Jeff Bezos, dont les livreurs Amazon défèquent dans des sacs en papier pour éviter d’être licenciés par son algorithme, a souhaité donner une dimension humaniste à son caprice. À peine revenu sur terre, au sens propre uniquement, il déclare « Vous êtes là-haut, et l’atmosphère est si petite… c’est une chose si petite et fragile et… cela renforce l’idée dont on a conscience sur le plan théorique, que nous devons faire attention à l’atmosphère terrestre ».
Son vol s’inscrit dans une vision de long terme qui n’a pas grand-chose à envier au rêve martien d’Elon Musk. « Ce qu’on doit faire c’est construire une route vers l’espace, afin que les générations futures puissent déplacer toute l’industrie lourde depuis la terre vers l’espace.
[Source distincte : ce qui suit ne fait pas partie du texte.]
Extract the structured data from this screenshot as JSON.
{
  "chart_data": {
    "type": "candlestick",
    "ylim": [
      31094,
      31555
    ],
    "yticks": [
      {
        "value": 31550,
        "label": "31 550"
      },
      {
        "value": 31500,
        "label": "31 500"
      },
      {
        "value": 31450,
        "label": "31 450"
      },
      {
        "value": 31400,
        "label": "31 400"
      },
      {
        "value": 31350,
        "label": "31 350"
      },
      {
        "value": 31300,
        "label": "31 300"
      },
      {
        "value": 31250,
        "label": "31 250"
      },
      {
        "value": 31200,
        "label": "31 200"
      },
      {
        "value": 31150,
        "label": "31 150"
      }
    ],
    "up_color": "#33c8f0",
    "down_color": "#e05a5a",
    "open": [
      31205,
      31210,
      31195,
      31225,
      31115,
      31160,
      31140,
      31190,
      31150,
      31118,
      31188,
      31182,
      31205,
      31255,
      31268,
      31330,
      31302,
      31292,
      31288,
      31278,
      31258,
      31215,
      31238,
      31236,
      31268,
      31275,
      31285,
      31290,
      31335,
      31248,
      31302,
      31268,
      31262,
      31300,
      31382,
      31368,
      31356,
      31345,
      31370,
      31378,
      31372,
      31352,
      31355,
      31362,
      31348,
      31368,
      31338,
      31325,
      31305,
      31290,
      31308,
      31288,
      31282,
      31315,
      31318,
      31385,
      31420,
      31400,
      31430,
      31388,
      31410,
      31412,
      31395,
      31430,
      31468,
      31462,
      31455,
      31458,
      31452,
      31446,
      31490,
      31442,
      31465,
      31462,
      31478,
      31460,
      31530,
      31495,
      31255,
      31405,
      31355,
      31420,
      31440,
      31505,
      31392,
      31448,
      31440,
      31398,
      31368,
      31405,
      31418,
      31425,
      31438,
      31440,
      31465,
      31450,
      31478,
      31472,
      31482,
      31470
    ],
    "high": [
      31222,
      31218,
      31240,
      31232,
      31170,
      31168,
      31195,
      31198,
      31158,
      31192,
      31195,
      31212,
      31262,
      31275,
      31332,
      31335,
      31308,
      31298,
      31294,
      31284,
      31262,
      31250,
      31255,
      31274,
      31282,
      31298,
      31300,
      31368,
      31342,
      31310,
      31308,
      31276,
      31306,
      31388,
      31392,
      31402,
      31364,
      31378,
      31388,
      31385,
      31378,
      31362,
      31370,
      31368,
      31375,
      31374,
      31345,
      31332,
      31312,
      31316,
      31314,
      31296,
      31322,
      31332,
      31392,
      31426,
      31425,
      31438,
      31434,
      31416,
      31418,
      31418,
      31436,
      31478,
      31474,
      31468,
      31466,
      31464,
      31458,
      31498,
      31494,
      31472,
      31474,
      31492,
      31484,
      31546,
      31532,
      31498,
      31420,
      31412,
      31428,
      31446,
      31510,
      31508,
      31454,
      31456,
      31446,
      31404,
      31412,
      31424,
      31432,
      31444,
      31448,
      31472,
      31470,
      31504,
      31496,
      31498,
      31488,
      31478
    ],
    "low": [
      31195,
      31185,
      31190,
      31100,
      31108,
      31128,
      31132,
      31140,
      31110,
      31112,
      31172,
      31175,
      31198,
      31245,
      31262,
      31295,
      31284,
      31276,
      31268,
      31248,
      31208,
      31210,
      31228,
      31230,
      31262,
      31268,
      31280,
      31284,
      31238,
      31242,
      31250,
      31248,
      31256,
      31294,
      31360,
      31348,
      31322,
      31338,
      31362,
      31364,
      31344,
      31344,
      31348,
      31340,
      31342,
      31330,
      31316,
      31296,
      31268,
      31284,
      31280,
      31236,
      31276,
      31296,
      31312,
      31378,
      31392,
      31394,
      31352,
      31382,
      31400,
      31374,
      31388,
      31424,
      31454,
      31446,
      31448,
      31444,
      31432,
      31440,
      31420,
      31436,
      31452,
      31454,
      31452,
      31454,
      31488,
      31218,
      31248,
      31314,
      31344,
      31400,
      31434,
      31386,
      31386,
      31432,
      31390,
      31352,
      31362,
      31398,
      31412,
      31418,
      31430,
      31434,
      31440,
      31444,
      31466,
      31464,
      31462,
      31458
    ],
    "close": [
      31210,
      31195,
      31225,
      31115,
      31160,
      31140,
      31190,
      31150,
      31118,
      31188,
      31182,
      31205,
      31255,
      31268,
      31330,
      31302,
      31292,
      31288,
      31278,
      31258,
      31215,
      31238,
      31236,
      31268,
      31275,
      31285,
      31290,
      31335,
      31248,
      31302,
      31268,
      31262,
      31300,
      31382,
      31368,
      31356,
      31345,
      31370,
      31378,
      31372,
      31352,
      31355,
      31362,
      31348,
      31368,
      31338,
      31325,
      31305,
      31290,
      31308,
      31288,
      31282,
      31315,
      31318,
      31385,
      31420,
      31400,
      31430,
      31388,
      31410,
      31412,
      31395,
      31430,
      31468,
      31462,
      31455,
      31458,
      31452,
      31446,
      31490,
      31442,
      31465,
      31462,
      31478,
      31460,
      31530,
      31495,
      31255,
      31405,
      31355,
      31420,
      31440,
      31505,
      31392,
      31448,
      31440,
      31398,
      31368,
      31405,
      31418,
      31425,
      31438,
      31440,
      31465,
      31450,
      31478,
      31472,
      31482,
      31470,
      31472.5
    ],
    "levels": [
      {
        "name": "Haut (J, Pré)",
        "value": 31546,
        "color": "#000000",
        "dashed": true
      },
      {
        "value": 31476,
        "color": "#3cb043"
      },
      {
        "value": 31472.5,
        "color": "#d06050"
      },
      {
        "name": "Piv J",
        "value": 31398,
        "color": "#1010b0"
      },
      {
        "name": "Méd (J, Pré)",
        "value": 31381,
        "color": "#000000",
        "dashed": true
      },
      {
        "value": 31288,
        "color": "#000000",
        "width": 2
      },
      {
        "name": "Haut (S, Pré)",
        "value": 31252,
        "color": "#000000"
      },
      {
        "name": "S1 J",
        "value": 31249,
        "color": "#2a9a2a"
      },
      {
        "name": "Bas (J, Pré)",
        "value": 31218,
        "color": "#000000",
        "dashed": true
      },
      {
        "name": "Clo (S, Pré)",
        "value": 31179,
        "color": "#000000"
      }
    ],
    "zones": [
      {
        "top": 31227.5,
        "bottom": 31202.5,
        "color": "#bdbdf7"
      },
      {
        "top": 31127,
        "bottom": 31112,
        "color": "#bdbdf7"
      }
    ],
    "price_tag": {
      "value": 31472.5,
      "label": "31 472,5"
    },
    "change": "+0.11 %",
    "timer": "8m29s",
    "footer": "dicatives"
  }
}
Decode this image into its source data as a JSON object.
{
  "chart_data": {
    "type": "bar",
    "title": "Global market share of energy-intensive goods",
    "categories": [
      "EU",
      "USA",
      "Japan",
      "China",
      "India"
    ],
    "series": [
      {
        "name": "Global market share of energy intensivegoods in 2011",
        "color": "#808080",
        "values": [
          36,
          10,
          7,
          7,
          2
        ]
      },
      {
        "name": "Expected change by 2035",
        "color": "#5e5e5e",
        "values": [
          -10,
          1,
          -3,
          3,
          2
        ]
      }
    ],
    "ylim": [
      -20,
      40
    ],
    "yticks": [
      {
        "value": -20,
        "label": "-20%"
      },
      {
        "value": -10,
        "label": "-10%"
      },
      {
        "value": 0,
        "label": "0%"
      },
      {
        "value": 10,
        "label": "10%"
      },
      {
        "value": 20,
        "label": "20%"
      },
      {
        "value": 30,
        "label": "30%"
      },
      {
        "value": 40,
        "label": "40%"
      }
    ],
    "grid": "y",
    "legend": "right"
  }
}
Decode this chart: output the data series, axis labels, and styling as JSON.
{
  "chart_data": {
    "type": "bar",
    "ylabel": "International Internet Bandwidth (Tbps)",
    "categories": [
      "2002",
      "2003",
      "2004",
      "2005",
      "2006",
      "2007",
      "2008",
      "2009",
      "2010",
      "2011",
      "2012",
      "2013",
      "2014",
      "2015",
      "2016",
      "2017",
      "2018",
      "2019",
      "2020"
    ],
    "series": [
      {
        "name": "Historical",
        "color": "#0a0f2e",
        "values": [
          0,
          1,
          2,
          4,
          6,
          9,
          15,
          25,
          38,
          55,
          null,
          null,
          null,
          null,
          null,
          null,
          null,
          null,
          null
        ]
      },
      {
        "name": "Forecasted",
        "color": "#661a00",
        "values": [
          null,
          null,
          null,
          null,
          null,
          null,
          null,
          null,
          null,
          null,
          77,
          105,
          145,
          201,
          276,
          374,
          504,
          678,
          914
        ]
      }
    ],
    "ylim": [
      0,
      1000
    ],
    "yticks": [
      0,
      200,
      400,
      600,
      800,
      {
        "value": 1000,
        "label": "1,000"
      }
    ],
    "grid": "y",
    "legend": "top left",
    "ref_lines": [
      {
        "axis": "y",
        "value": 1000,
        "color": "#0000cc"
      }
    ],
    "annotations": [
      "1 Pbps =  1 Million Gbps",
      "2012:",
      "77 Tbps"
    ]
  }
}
Pour que nous puissions conserver ce joyau qu’est cette planète telle qu’elle est, au lieu de la détruire ». Pour protéger la terre des humains, Bezos compte très sérieusement en installer plusieurs milliards en orbite, dans des versions géantes de l’ISS. Un projet qu’Elon Musk avait simplement qualifié de « stupide », mais qui s’inscrit dans la logique de la pensée économique dominante : délocaliser toujours plus loin sans remettre en cause le dogme de la croissance.
MOTIVÉS PAR LE PROFIT
Quoi qu’ils en disent, ce n’est pas la philanthropie qui anime nos cosmonautes du dimanche. Le fait de jouer les cobayes pour leur propre entreprise permet de générer une publicité conséquente. Branson parie sur l’existence d’un marché important pour les vols touristiques à la frontière de l’espace. Les patrimoines des 1% les plus aisés s’étant accrus de 30% depuis le début de l’épidémie de COVID, on sera tenté de lui donner raison.
Bezos parle également de tourisme spatial, mais espère tirer d’autres bénéfices de ce type de coup de com’. À commencer par l’obtention de marchés publics juteux. Ironiquement, les compagnies spatiales privées dépendent des contrats gouvernementaux pour leur survie. Space X avait ainsi été renfloué in extremis par la NASA en 2008, via la signature d’un contrat de 1,6 milliard de dollars. Depuis, elle multiplie les missions pour le compte de l’armée américaine, du renseignement et de la NASA. Jeff Bezos n’est pas en reste.
Le sénateur de l’État de Washington (où se situe le siège d’Amazon) avait inclus une subvention de 10 milliards de dollars dans le dernier plan de relance de Joe Biden. Si ce n’était pour l’intervention de Bernie Sanders, qui avait remarqué que « cela n’a pas énormément de sens, selon moi, d’offrir des milliards de dollars à une entreprise possédée par l’homme le plus riche du monde », la subvention passait comme une lettre à la poste.